Matador retired from social media after death threats, what happened?

Photo: Matador facebook

Matador withdraws from social media following death threats over cartoon depicting presidential candidate Iván Duque as a pig.


With the elections drawing ever closer, and everyone with an opinion tossing their two-pesos worth into the pot, posting their views on social media or sharing the ideas of others, things are bound to get a little bit prickly in certain quarters.

One of those hit hard by a ‘he said, she said / you take that back’ spat is Colombian cartoonist Matador, who announced via Twitter on April 2 that he would no longer be sharing his work on social media after receiving, in his words, “death threats from some followers of uribismo and the [Centro Democrático]”.

The debacle began on February 24, when El Tiempo published an illustration by Matador depicting one of the frontrunners for the presidency, Iván Duque, as a pig saying “Oh no, I’m the only uribista who is not a pig”.

A lawyer; identifying himself as a Centro Democrático sympathiser, José Luis Reyes Villamizar, quickly filed an order claiming that the caricature was a rights violation which sullied Duque’s name, and asked the courts to order the newspaper and cartoonist to issue an apology.

On March 22, Judge Hilda María Saffon rejected the order, saying that the artist’s creativity and ingenuity can not be limited simply because someone does not share the same opinion.

As tensions continued to rise between the illustrator and supporters of former president Álvaro Uribe, the caricaturist was force-fed a slice of humble pie when, on March 30, he issued apologies to Uribe and Duque after sharing a video implicating the two on his facebook account.
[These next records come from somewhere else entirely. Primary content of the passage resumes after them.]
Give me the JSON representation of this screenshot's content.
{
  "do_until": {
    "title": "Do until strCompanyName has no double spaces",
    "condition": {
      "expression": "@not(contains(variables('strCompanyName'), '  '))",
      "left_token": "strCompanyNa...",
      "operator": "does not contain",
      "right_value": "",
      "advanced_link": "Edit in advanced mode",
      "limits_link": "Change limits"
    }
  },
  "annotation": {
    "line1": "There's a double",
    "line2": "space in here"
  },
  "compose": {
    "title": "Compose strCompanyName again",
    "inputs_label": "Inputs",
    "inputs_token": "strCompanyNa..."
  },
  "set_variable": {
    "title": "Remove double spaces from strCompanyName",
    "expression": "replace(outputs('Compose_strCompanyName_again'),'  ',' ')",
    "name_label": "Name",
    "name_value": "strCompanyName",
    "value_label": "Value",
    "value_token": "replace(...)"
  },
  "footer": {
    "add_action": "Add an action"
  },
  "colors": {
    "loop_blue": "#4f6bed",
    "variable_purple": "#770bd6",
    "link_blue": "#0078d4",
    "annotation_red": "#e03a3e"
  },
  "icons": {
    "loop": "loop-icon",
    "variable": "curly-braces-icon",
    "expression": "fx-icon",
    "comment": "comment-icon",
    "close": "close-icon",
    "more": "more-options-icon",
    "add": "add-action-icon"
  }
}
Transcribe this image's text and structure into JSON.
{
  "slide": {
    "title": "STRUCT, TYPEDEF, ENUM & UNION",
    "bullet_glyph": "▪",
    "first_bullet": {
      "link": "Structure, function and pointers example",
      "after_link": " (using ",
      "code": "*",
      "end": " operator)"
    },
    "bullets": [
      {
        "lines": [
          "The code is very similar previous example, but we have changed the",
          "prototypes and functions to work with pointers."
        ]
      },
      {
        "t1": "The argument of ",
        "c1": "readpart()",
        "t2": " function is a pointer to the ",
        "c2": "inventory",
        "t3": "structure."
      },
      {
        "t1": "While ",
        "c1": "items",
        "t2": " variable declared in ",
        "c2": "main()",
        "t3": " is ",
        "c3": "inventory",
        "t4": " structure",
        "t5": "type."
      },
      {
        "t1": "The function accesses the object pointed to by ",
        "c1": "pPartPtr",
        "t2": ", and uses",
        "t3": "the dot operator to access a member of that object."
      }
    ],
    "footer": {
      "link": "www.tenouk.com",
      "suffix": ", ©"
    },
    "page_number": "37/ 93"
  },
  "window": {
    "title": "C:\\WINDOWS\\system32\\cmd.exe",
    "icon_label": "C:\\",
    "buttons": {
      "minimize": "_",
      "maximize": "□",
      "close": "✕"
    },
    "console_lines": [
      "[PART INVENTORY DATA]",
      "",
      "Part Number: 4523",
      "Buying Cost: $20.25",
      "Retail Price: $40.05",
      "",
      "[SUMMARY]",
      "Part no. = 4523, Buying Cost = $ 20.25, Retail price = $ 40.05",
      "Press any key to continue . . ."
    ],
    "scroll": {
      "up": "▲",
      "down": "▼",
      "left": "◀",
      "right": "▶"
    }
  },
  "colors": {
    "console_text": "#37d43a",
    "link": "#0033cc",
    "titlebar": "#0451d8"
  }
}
Along with his apology, the artist said that he had ordered his social media team to remove the doctored clip which appeared to show the presidential candidate for the Centro Democrático accusing Uribe of being the author of numerous crimes.

Related: Uribe forced to retract claims

Local news reported on April 3, shortly after the cartoonist’s announcement about his withdrawal from social media, that the Centro Democrático had expelled a member for making threats against the artist.

On the same day during a Senate debate on freedom of speech, Uribe argued that politicians as well as journalists like Matador should also be protected against threats, and said that the party would not tolerate members who attack freedom of expression.